O que ninguém entende (este tópico merece DOIS PARÁGRAFOS) é que eu adoro receber os amigos. Quer me fazer feliz gastando pouco?
Fala que vem aqui em casa. Aí sim, eu dou um upgrade na faxina, passo paninho em tudo, jogo Gleid no banheiro, tiro a calça do pijama, ponho até maquiagem, para fazer... nada. Nada junto é muito melhor que a solidão (mesmo no melhor lugar do mundo)! E sempre rola um petisco... porque casa de gordo tem que ter comidinha gostosa, né? HEHEHE
Quanto ao moletom e às gatas, nem vou falar nada. São as
maiores felicidades da minha vida. Me mantêm macia, quentinha, amada e sã.
Agora vem o assunto sensível: os amigos. Vim para São Paulo sabendo que os dedos de uma mão eram
mais que suficientes para contar aqueles com quem eu conviveria aqui. Na prática, entre os milhões de habitantes da megalópole, há
duas pessoas fofas e translumbrantes que vejo com alguma frequência (e que, pelo motivo de serem apenas duas, devem suportar minha carência de contato humano), mas infelizmente eles têm trabalho fixo, chefe, horário, cobranças, problemas pessoais, essas coisas... Acabo não os procurando mais porque acho que
estou perturbando. Provavelmente estou mesmo. Em todo caso, saibam que gostaria muito de encontrá-los toda semana, e que aceito convites para programas de índio variados... desde ver Kardashians na televisão a gastar duas horas e meia no trânsito para jantar no shopping. Para vocês, eu sou 24/7; podem ligar!

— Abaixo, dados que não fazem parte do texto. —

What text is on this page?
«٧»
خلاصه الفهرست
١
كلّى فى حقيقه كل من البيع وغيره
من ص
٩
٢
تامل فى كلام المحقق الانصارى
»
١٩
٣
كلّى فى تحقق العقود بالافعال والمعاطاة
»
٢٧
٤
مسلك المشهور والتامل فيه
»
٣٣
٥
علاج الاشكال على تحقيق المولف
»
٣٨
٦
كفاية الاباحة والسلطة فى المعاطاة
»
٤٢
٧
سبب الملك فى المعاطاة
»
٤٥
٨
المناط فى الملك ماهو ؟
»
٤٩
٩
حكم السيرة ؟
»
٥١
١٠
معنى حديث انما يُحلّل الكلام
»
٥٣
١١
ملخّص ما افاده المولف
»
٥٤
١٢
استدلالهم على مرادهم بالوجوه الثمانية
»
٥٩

Então. Respondendo à pergunta lá de cima, sinceramente não sei
se há algo a fazer. O tempo passou, os quilos se acumularam, o moço bonito não apareceu, alguns amigos se tornaram ocupados e importantes demais para minha condição anônima, outros se decepcionaram porque não sou tudo aquilo que esperavam de mim (SO SORRY), e a vida de estabilidade funcional não conseguiu me ganhar.
Nem assim chego a me ver como um fracasso total.
Ainda acho que sou uma mocinha feliz, romântica e saltitante, que chora com filmes e é amiga para todas as horas. Cuido da pele, dos dentes, do cabelo, da depilação, gosto de me vestir bem, aprecio uma boa conversa, rio à toa, viajo, me interesso por vários assuntos, lido bem com dinheiro... sei lá...
Ou talvez eu esteja em negação, e seja mesmo uma encarnação fiel da tia solteirona dos Simpsons.
Help.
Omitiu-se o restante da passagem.